Remembering those Scots-Irish who fought valiantly with General Washington to win the War of Independence.
The independence celebrated annually in the United States, on July 4th was fought for by many brave men who paid the ultimate price, so that Americans could enjoy all the privileges and freedom that come with it.
The Scots-Irish immigrants of the 18th century played a key role in the development of the country. There were the ones who cleared the forest, built communities on the frontiers, and made lives for themselves in a pioneering fashion.
When the American Revolution broke out, both Scots-Irish and Irish Catholics could be found in every contingent of Washington's army.
According to James O'Boyle's "Life of George Washington," one of the most daring groups of soldiers during the Revolutionary War was led by two Irishmen named Francis Marion and Andrew Pickens.
These same men, most of whom were Irish, later became the pioneers that would venture outside America's colonies and head west.

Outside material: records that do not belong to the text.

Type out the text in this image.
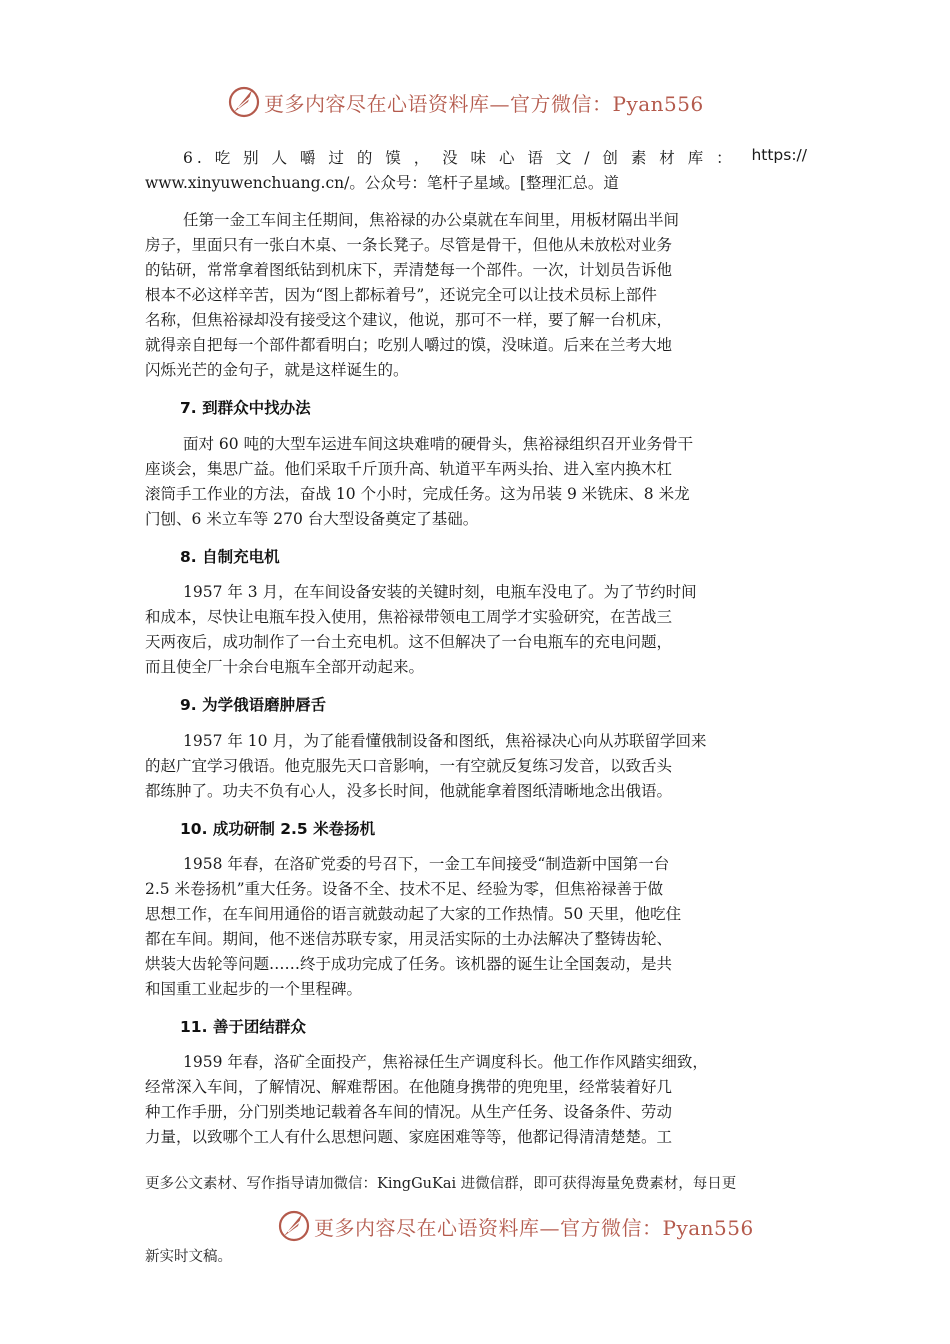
更多内容尽在心语资料库—官方微信：Pyan556
6. 吃 别 人 嚼 过 的 馍 ， 没 味 心 语 文 / 创 素 材 库 ： https://
www.xinyuwenchuang.cn/。公众号：笔杆子星域。[整理汇总。道
任第一金工车间主任期间，焦裕禄的办公桌就在车间里，用板材隔出半间
房子，里面只有一张白木桌、一条长凳子。尽管是骨干，但他从未放松对业务
的钻研，常常拿着图纸钻到机床下，弄清楚每一个部件。一次，计划员告诉他
根本不必这样辛苦，因为“图上都标着号”，还说完全可以让技术员标上部件
名称，但焦裕禄却没有接受这个建议，他说，那可不一样，要了解一台机床，
就得亲自把每一个部件都看明白；吃别人嚼过的馍，没味道。后来在兰考大地
闪烁光芒的金句子，就是这样诞生的。
7. 到群众中找办法
面对 60 吨的大型车运进车间这块难啃的硬骨头，焦裕禄组织召开业务骨干
座谈会，集思广益。他们采取千斤顶升高、轨道平车两头抬、进入室内换木杠
滚筒手工作业的方法，奋战 10 个小时，完成任务。这为吊装 9 米铣床、8 米龙
门刨、6 米立车等 270 台大型设备奠定了基础。
8. 自制充电机
1957 年 3 月，在车间设备安装的关键时刻，电瓶车没电了。为了节约时间
和成本，尽快让电瓶车投入使用，焦裕禄带领电工周学才实验研究，在苦战三
天两夜后，成功制作了一台土充电机。这不但解决了一台电瓶车的充电问题，
而且使全厂十余台电瓶车全部开动起来。
9. 为学俄语磨肿唇舌
1957 年 10 月，为了能看懂俄制设备和图纸，焦裕禄决心向从苏联留学回来
的赵广宜学习俄语。他克服先天口音影响，一有空就反复练习发音，以致舌头
都练肿了。功夫不负有心人，没多长时间，他就能拿着图纸清晰地念出俄语。
10. 成功研制 2.5 米卷扬机
1958 年春，在洛矿党委的号召下，一金工车间接受“制造新中国第一台
2.5 米卷扬机”重大任务。设备不全、技术不足、经验为零，但焦裕禄善于做
思想工作，在车间用通俗的语言就鼓动起了大家的工作热情。50 天里，他吃住
都在车间。期间，他不迷信苏联专家，用灵活实际的土办法解决了整铸齿轮、
烘装大齿轮等问题……终于成功完成了任务。该机器的诞生让全国轰动，是共
和国重工业起步的一个里程碑。
11. 善于团结群众
1959 年春，洛矿全面投产，焦裕禄任生产调度科长。他工作作风踏实细致，
经常深入车间，了解情况、解难帮困。在他随身携带的兜兜里，经常装着好几
种工作手册，分门别类地记载着各车间的情况。从生产任务、设备条件、劳动
力量，以致哪个工人有什么思想问题、家庭困难等等，他都记得清清楚楚。工
更多公文素材、写作指导请加微信：KingGuKai 进微信群，即可获得海量免费素材，每日更
更多内容尽在心语资料库—官方微信：Pyan556
新实时文稿。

The Scots-Irish from Delaware, New Jersey, and Pennsylvania were particularly prominent among the ranks of American soldiers who took on and ultimately prevailed against, the British.
They grew to love the country they had left the north of Ireland for, and it was an affection that would see them bear arms in a bid to gain independence.
Their efforts did not go unnoticed either. When things weren't looking great for General Washington, he came out with a gem of a quote that showed the pride and trust he had in these sturdy men.
“If defeated everywhere else, I will make my stand for liberty, among the Scots-Irish in my native Virginia.”
But defeat was not something they had to worry about, and Washington would lead his Army to victory and becomes the country's first President. And the rest, as they say, is history.